En muchas ocasiones oímos en el evangelio la expresión “escondido”, por ejemplo, el tesoro escondido en el campo, ese que cuando uno lo descubre fortuitamente entonces va y vende todo lo que tiene, contento para adquirir el campo y con él, el tesoro también. O cuando Jesús dice: “nada hay escondido que no llegue a rebelarse” … Es como si el Señor nos dijera que para conocer la verdad de la realidad e incluso la del mismo Dios es necesario implicar la libertad, es decir: querer creer.

Jesús le dirá a Tomás:” Porque has visto has creído, dichosos los que crean sin haber visto”. Es esta otra bienaventuranza más que se puede atribuir a aquellos mismos a quienes Jesús llamaba “dichosos” en el sermón de la montaña; toda aquella muchedumbre que le seguía porque ponían en él su confianza, que le buscaba porque se alimentaba de sus palabras que eran para ellos palabras de vida eterna.

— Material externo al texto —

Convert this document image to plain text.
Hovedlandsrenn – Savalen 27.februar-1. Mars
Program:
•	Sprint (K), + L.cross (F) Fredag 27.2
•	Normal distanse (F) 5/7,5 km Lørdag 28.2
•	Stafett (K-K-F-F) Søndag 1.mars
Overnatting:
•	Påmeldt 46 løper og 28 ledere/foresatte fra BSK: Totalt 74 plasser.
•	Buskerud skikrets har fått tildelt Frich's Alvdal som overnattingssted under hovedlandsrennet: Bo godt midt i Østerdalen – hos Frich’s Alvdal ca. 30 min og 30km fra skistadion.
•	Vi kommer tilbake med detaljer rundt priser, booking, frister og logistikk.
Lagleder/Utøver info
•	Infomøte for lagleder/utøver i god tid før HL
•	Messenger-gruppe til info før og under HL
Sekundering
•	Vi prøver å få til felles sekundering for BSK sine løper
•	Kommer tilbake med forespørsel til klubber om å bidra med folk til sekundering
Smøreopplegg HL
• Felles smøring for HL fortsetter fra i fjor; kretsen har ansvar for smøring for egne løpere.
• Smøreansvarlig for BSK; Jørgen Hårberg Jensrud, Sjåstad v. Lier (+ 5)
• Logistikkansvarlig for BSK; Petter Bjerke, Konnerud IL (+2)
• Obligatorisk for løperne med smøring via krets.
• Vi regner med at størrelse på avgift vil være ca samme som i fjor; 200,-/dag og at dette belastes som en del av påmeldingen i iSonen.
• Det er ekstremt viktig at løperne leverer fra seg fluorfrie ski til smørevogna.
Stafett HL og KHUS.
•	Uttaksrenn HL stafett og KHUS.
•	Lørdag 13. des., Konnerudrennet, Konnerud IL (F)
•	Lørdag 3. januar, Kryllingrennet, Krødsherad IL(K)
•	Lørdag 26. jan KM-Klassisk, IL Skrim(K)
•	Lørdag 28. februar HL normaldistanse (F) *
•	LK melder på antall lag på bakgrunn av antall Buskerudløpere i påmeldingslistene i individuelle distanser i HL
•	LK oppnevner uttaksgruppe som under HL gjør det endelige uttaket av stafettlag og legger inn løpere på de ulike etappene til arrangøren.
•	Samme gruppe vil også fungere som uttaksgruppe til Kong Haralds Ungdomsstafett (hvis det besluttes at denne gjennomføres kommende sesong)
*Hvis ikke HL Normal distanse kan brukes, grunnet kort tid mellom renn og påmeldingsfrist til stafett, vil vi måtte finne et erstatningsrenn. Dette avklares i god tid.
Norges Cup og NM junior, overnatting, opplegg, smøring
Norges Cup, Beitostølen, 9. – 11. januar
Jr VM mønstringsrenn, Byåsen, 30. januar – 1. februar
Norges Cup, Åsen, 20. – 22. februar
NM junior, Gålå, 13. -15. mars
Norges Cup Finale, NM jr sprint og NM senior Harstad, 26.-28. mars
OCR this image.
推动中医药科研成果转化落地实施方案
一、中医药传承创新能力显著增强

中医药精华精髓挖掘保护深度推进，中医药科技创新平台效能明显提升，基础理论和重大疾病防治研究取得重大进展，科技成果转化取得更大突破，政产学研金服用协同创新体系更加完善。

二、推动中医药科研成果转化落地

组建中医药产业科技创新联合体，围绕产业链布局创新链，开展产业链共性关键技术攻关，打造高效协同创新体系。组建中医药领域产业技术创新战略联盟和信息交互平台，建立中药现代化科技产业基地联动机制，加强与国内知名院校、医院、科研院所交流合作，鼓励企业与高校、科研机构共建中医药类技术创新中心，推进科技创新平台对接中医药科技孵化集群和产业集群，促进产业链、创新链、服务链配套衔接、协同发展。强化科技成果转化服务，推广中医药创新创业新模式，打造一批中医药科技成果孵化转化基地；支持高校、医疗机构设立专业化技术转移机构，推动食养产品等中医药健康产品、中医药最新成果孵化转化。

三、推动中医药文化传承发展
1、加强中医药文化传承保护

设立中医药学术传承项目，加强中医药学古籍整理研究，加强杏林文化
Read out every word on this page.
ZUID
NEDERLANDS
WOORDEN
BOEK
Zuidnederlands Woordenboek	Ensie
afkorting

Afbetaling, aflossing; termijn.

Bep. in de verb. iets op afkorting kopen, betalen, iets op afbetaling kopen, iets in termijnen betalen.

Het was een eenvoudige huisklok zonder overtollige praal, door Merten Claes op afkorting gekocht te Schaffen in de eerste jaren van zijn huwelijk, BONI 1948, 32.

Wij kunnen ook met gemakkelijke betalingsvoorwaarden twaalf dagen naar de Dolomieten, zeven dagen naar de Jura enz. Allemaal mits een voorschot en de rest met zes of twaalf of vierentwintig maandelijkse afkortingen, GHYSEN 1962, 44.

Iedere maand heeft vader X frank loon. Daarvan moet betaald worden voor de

Los que eran dichosos porque, en definitiva, se identificaban con él, con Jesús el maestro, y estaban dispuestos a vivir no solo con él, sino también con él y como él.

El cristiano del siglo XXI debe despojarse de todos sus apegos y sobreponerse a todos sus temores, como un niño que se abandona ciegamente en los brazos de su madre, o como un pequeño que sabe que está seguro si su padre lo sostiene en sus brazos con una ternura infinita.

Los santos no son héroes que destacan por su fortaleza humana sino personas normales en las que se manifiesta de modo admirable la fortaleza y la sabiduría de Dios. Es el misterio de la cruz de Cristo que, como dice el apóstol Pablo es escándalo para los judíos y necedad para los griegos, pero para los creyentes en Cristo, judíos o griegos, es fuerza de Dios y sabiduría de Dios.